How do you read this chart? The X axis is the number of free pins on your controller and the Y is the number of I/Os to scan. So looking at the yellow band across the top, if you need to scan one input it always makes the most sense to directly use a single pin (pretty intuitive, right?). Scrolling down, if you need to read 110 inputs but the micro only has eight pins free there are a couple choices, keys E and F. Checking the legend at the top E is “ Parallel out shift register muxed with uC ” and F is “ Parallel in shift register muxed with uC “. What do those mean? Checking the table in the original post or following the link takes us to a handy descriptive page. It looks like a “parallel out shift register” refers to using a shift register to drive one side of the scan matrix, and “parallel in shift register” refers to the opposite.

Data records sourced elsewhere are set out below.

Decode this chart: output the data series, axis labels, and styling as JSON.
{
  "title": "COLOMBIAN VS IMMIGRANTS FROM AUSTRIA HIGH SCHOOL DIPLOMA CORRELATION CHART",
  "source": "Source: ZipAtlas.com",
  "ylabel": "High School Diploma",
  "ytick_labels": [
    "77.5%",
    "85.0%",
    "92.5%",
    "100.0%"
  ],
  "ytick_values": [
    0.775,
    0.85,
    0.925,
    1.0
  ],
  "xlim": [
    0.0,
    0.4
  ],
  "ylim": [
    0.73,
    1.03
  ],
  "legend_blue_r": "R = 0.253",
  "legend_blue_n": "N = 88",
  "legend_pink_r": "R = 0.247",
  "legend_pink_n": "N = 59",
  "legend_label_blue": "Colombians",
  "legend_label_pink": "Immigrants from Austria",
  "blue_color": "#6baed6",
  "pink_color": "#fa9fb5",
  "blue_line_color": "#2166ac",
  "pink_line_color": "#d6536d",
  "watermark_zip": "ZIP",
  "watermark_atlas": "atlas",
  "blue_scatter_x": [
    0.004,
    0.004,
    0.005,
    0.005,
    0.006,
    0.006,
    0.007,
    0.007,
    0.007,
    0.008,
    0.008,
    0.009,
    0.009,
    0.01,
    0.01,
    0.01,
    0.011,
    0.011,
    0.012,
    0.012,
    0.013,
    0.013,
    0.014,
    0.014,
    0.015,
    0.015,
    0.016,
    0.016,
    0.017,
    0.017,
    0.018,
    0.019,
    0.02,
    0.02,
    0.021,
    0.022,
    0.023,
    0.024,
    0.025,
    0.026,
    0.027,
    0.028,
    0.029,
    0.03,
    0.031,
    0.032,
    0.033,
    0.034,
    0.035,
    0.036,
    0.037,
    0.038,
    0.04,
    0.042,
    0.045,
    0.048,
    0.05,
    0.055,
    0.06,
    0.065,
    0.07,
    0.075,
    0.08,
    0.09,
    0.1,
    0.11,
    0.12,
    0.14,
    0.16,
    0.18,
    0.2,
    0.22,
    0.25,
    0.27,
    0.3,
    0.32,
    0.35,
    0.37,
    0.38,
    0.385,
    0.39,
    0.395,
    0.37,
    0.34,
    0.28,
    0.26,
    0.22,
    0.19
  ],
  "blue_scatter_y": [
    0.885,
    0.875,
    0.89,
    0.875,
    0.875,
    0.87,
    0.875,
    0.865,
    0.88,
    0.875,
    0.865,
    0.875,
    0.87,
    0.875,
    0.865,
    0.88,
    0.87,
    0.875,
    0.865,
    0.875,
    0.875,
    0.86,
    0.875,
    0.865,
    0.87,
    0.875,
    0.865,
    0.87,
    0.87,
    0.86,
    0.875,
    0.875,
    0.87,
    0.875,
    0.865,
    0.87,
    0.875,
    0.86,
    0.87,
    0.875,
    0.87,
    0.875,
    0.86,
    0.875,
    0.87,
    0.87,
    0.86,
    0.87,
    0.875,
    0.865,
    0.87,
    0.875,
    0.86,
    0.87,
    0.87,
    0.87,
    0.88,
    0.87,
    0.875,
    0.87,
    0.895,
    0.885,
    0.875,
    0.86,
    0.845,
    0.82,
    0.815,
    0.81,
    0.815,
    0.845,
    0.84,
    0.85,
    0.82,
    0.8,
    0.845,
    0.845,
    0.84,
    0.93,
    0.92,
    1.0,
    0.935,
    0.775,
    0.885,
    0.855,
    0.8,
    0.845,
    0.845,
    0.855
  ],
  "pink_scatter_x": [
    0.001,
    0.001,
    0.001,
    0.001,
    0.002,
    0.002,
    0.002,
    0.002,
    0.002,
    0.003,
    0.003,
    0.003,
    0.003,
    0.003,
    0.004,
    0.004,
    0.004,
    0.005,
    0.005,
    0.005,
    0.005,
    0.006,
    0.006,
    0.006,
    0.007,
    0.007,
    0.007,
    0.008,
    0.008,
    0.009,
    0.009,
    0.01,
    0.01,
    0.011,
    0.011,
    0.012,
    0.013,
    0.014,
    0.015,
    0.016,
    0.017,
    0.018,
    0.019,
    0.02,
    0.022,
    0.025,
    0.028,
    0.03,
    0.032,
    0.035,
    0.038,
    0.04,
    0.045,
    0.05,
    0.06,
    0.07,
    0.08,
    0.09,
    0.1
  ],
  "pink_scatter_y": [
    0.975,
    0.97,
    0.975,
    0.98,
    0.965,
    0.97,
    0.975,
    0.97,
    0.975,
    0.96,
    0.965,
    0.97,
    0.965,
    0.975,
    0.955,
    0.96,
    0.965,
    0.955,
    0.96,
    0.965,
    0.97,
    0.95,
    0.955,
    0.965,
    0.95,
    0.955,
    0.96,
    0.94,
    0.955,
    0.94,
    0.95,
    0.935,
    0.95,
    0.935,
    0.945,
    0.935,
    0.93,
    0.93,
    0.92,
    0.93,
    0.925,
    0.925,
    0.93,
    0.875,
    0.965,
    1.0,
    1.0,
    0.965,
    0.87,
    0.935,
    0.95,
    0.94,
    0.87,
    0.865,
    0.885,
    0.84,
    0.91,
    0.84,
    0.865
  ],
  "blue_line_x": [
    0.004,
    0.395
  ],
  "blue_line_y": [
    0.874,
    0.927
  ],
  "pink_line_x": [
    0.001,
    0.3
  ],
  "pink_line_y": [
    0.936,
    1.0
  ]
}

While we’re here, we think it’s worth reproducing the footnote at the bottom of the post in full:

This tutorial was motivated by the fact, that when we put our engineering caps on, we often end up re-inventing the wheel. And although this can be amazingly fun and rewarding, at some point it really hinders the forward progress of our projects, and the state of the art in general. So the more we can document those things we’ve learned while solving our own little problems, the less someone else will have to do the same thing, and the more cool things there will be in the world.

An eloquent way to phrase why we enjoy writing Hackaday so much. Keep up the awesome projects!